Cricket-Paceman Ngidi still a doubt for beleaguered South Africa
June 14 (Reuters) - South Africa are unsure whether to take a gamble on injured fast bowler Lungi Ngidi when they take on Afghanistan in Cardiff on Saturday as they look for their first World Cup win after a horrible start to the tournament, captain Faf du Plessis said on Friday.
The 23-year-old Ngidi limped off the field with a hamstring injury as South Africa lost to Bangladesh on June 2 and missed the subsequent defeat to India and the rained-out clash with the West Indies as doctors ruled him out for 10 days.
"He's got to do some work today and possibly tomorrow as well to make sure that he's 100 percent," Du Plessis told a pre-match news conference.
"It's a tricky one, because we're in a position now where we need to win five games out of five. So you want to have your best guys available for selection."
But Du Plessis said he and coach Ottis Gibson had still to decide as South Africa sit with one point from the first four games.
"Probably the right call to make would be to say that if he's not ready, you just give him a little bit more time to see if he can play the next four games, which is going to be big."
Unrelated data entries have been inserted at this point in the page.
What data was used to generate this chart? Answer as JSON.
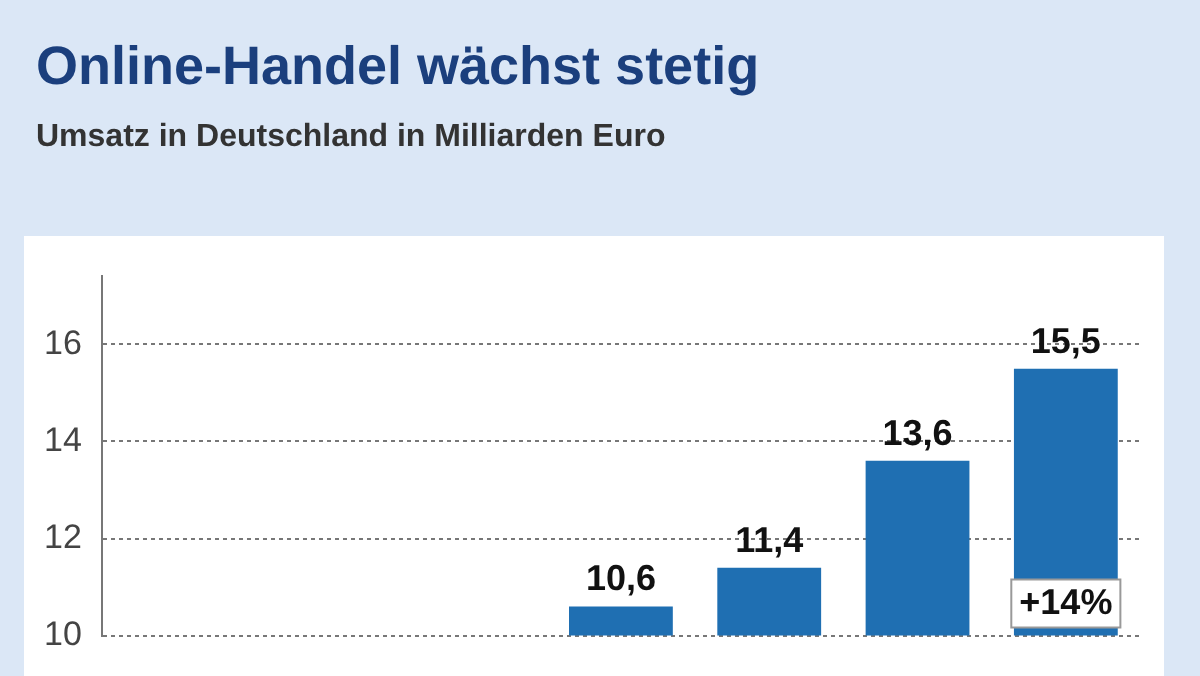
{
  "chart_data": {
    "type": "bar",
    "title": "Online-Handel wächst stetig",
    "subtitle": "Umsatz in Deutschland in Milliarden Euro",
    "categories": [
      null,
      null,
      null,
      null,
      null,
      null,
      null
    ],
    "values": [
      null,
      null,
      null,
      10.6,
      11.4,
      13.6,
      15.5
    ],
    "color": "#1f6fb2",
    "value_labels": [
      null,
      null,
      null,
      "10,6",
      "11,4",
      "13,6",
      "15,5"
    ],
    "annotations": [
      "+14%"
    ],
    "ylim": [
      10,
      17.4
    ],
    "yticks": [
      10,
      12,
      14,
      16
    ],
    "grid": "y"
  }
}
After Afghanistan, South Africa play New Zealand, Pakistan, Sri Lanka and Australia before the group stage ends on July 6.
Ngidi's injury came on top of the withdrawal from the tournament of fellow speedster Dale Steyn, in two major blows to South Africa's hopes.
"We have to make sure that we try and put all of our energy and focus into the now and what's coming up next. I truly believe if we stay, if we carry those ghosts of the last week with us, then it's going to be tough to get out of the hole,” Du Plessis said.
"If you're looking back, then we're just going to almost like float through this tournament, win maybe one, maybe two, three games, but we're not going to achieve what we want.
"The fact there's been a bit of rain has given me clarity on the discussions we need to have on the team, and I feel that's been really good off the field," he said.